Ghost town (David Koepp, 2008)

Ghost Town (id.)
di David Koepp – USA 2008
con Ricky Gervais, Greg Kinnear
**

Visto in TV.

In seguito a un arresto cardiaco durato sette minuti mentre era sotto anestesia, il dentista Bertram Pincus (Ricky Gervais) scopre di aver acquisito la capacità di vedere gli spiriti dei defunti che, per un motivo o per l'altro, non hanno ancora abbandonato il nostro mondo perché rimasti legati ad esso per delle questioni in sospeso. Inizialmente refrattario ad aiutarli, cambierà idea quando il fantasma del fedifrago Frank (Greg Kinnear) gli chiede di intervenire per rompere il fidanzamento della sua vedova Gwen (Téa Leoni) con l'avvocato Richard (Billy Campbell). Innamorato a sua volta della donna, Bertram inizia così a frequentarla, riuscendo in qualche modo a conquistare il suo affetto... E scoprirà che non sono i morti ad avere dei conti in sospeso, ma i vivi, che si rifiutano di lasciarli andare via perché rosi da sensi di colpa o egoismi di varia natura.

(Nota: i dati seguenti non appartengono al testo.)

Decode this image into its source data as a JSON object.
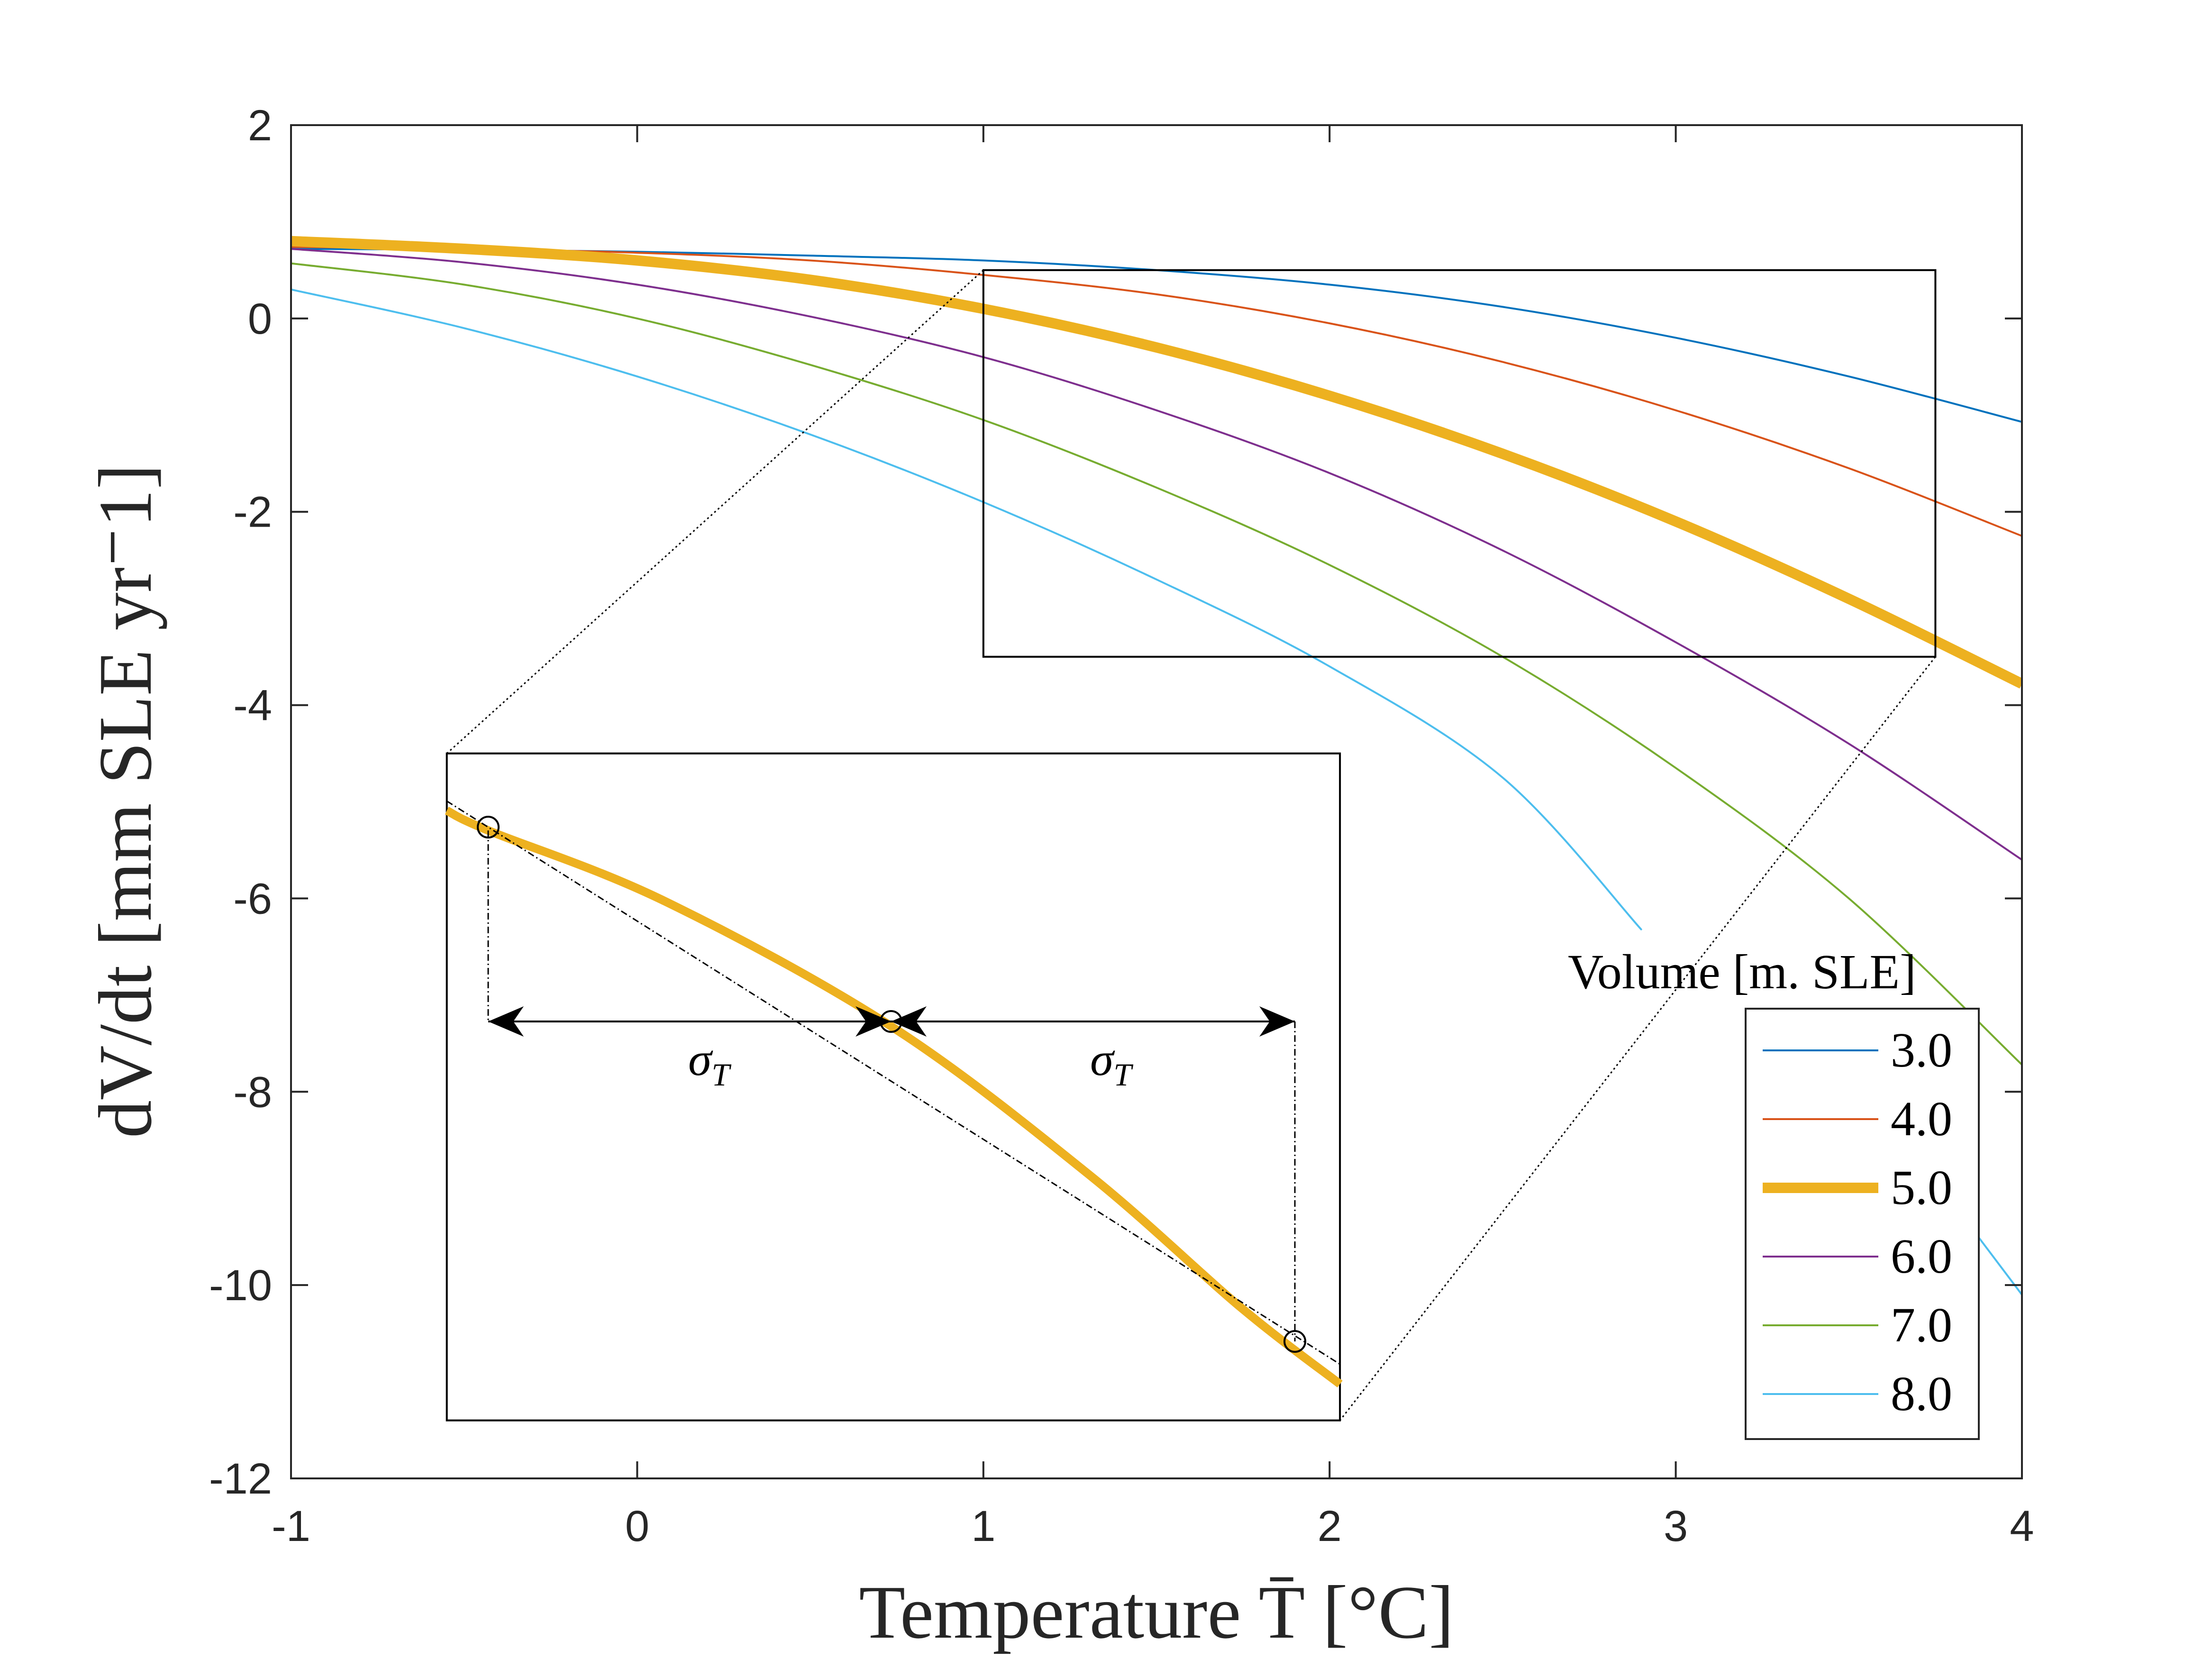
{
  "chart_data": {
    "type": "line",
    "xlabel": "Temperature T̄ [°C]",
    "ylabel": "dV/dt [mm SLE yr⁻1]",
    "xlim": [
      -1,
      4
    ],
    "ylim": [
      -12,
      2
    ],
    "xticks": [
      -1,
      0,
      1,
      2,
      3,
      4
    ],
    "yticks": [
      2,
      0,
      -2,
      -4,
      -6,
      -8,
      -10,
      -12
    ],
    "legend": {
      "title": "Volume [m. SLE]",
      "placement": "bottom-right"
    },
    "series": [
      {
        "name": "3.0",
        "color": "#0072BD",
        "width": 4,
        "x": [
          -1,
          -0.5,
          0,
          0.5,
          1,
          1.5,
          2,
          2.5,
          3,
          3.5,
          4
        ],
        "y": [
          0.72,
          0.71,
          0.69,
          0.65,
          0.6,
          0.5,
          0.35,
          0.12,
          -0.2,
          -0.6,
          -1.07
        ]
      },
      {
        "name": "4.0",
        "color": "#D95319",
        "width": 4,
        "x": [
          -1,
          -0.5,
          0,
          0.5,
          1,
          1.5,
          2,
          2.5,
          3,
          3.5,
          4
        ],
        "y": [
          0.74,
          0.72,
          0.68,
          0.6,
          0.45,
          0.25,
          -0.05,
          -0.45,
          -0.95,
          -1.55,
          -2.25
        ]
      },
      {
        "name": "5.0",
        "color": "#EDB120",
        "width": 22,
        "x": [
          -1,
          -0.5,
          0,
          0.5,
          1,
          1.5,
          2,
          2.5,
          3,
          3.5,
          4
        ],
        "y": [
          0.8,
          0.72,
          0.6,
          0.4,
          0.1,
          -0.3,
          -0.8,
          -1.4,
          -2.1,
          -2.9,
          -3.78
        ]
      },
      {
        "name": "6.0",
        "color": "#7E2F8E",
        "width": 4,
        "x": [
          -1,
          -0.5,
          0,
          0.5,
          1,
          1.5,
          2,
          2.5,
          3,
          3.5,
          4
        ],
        "y": [
          0.72,
          0.58,
          0.35,
          0.02,
          -0.4,
          -0.95,
          -1.6,
          -2.4,
          -3.35,
          -4.4,
          -5.6
        ]
      },
      {
        "name": "7.0",
        "color": "#77AC30",
        "width": 4,
        "x": [
          -1,
          -0.5,
          0,
          0.5,
          1,
          1.5,
          2,
          2.5,
          3,
          3.5,
          4
        ],
        "y": [
          0.57,
          0.35,
          0.0,
          -0.48,
          -1.05,
          -1.75,
          -2.55,
          -3.5,
          -4.65,
          -6.0,
          -7.72
        ]
      },
      {
        "name": "8.0",
        "color": "#4DBEEE",
        "width": 4,
        "x": [
          -1,
          -0.5,
          0,
          0.5,
          1,
          1.5,
          2,
          2.5,
          2.9,
          3.6,
          4
        ],
        "y": [
          0.3,
          -0.1,
          -0.6,
          -1.2,
          -1.9,
          -2.7,
          -3.6,
          -4.75,
          -6.32,
          -8.2,
          -10.1
        ]
      }
    ],
    "zoom_box": {
      "x": [
        1,
        3.75
      ],
      "y": [
        -3.5,
        0.5
      ]
    },
    "inset": {
      "box": {
        "x": [
          -0.55,
          2.03
        ],
        "y": [
          -11.4,
          -4.5
        ]
      },
      "markers": [
        "left",
        "center",
        "right"
      ],
      "arrow_label": "σ",
      "arrow_label_sub": "T"
    }
  }
}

Commedia romantica costruita su uno spunto non originalissimo (è lo stesso tema trattato, in maniera diversa, in "Ghost" e ne "Il sesto senso") ma sufficientemente gradevole, grazie anche ai buoni interpreti, su tutti il comico inglese Gervais nel suo primo ruolo da protagonista al cinema, nei panni di un omuncolo cinico e misantropo che saprà riscattarsi grazie all'amore.

22 febbraio 2020

L'ombra del dubbio (A. Hitchcock, 1943)

L'ombra del dubbio (Shadow of a doubt)
di Alfred Hitchcock – USA 1943
con Joseph Cotten, Teresa Wright
**1/2

Visto in divx.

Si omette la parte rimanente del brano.